Other churches (e.g., the Roman Christians under Victor) celebrated Easter on the Sunday after Passover, marking the vital importance of the resurrection, which occurred on the first day of the week.

As bishop of Sardis, Melito defended the former position, termed quartodeciman (meaning “fourteenth”). He believed it dated from the apostle John’s stay in Ephesus. Ultimately, however, the Easter Sunday position triumphed. The Council of Nicea (in 325) rejected Quartodeciman practice.

This decision, along with decisions to commemorate Christmas, Epiphany, and Pentecost, as well as days for martyrs, shows the increasing importance of the Christian calendar, a means for Christians to mark sacred time. Melito’s Homily on the Pasch not only shows some of these developments, it is one of the most beautiful meditations ever written on the work of Christ. The word Pasch evoked for early Christians a number of themes: the Jewish Passover, the Passover meal, the lamb sacrificed and eaten at Passover, Holy Week, and Easter—sometimes all at once. In this sermon, the rhythmic prose declares this mystery:

The mystery of the Pasch
is new and old,
eternal and temporal,
corruptible and incorruptible,
mortal and immortal …

Born as Son,
led like a lamb,
sacrificed like a sheep,
buried as a man,
he rises from the dead as God,
being by nature both God and man.

He is all things:
when he judges, he is law,
when he teaches, word,
when he saves, grace,
when he begets, father,
when he is begotten, son,
when he suffers, lamb,
when he is buried, man,
when he arises, God.

Such is Jesus Christ!
To him be glory forever! Amen.

[1]Christian History: Worship in the Early Church. electronic ed. Carol Stream IL: Christianity Today, 1993; Published in electronic form by Logos Research Systems, 1996.

Palm Sunday Meditation

Palm Sunday ends. It began with a parade. It ends with a whimper.
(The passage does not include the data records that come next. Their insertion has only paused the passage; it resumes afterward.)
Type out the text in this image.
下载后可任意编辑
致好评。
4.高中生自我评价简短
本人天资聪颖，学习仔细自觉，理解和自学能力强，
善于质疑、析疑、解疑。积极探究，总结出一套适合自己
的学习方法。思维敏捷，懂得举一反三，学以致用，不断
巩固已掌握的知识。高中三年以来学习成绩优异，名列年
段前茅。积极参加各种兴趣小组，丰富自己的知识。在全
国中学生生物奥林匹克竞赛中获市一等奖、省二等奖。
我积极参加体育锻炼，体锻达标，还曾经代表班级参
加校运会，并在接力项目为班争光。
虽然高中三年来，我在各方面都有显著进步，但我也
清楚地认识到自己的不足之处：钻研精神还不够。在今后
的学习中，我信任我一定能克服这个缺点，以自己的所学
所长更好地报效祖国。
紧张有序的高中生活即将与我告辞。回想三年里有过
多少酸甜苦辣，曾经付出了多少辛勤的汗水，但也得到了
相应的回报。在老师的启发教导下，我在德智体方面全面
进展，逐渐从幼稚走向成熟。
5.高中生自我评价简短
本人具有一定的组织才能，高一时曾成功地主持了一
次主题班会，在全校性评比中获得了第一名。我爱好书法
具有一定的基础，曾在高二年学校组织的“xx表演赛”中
And leaving them, he went out of the city to Bethany and lodged there.

Matthew 21:17

With the last verse of the Palm Sunday text, the heart begins to move toward the cross. Jesus has come to the city 5 days before Passover, sees the city, weeps over the city (Lk 19:41), evaluates her apostasy and blindness (Lk. 19:42-44), and leaves, having pronounced his evaluation of their worship (Mt. 21:13).

The die is cast. Soon He will hang on the cross for those who did not recognize the day the Messiah came to offer Himself as King. Melito of Sardis talks about what will happen next.

Melito of Sardis 

He who hung the earth is hanging.
He who fixed the heavens in place
has been fixed in place.
He who laid the foundations of the universe
has been laid on a tree…[1]

It is Holy Week.

Let your heart be filled with thoughts of Him who died for you, 

…………………….. who died for you,
…………………….. who rose for you,
…………………….. who is coming back for you,
…………………….. and who is coming again to judge the living and the dead.

[1] From Homily on Pascha. written around A.D. 180. Melito was a Jewish Christian.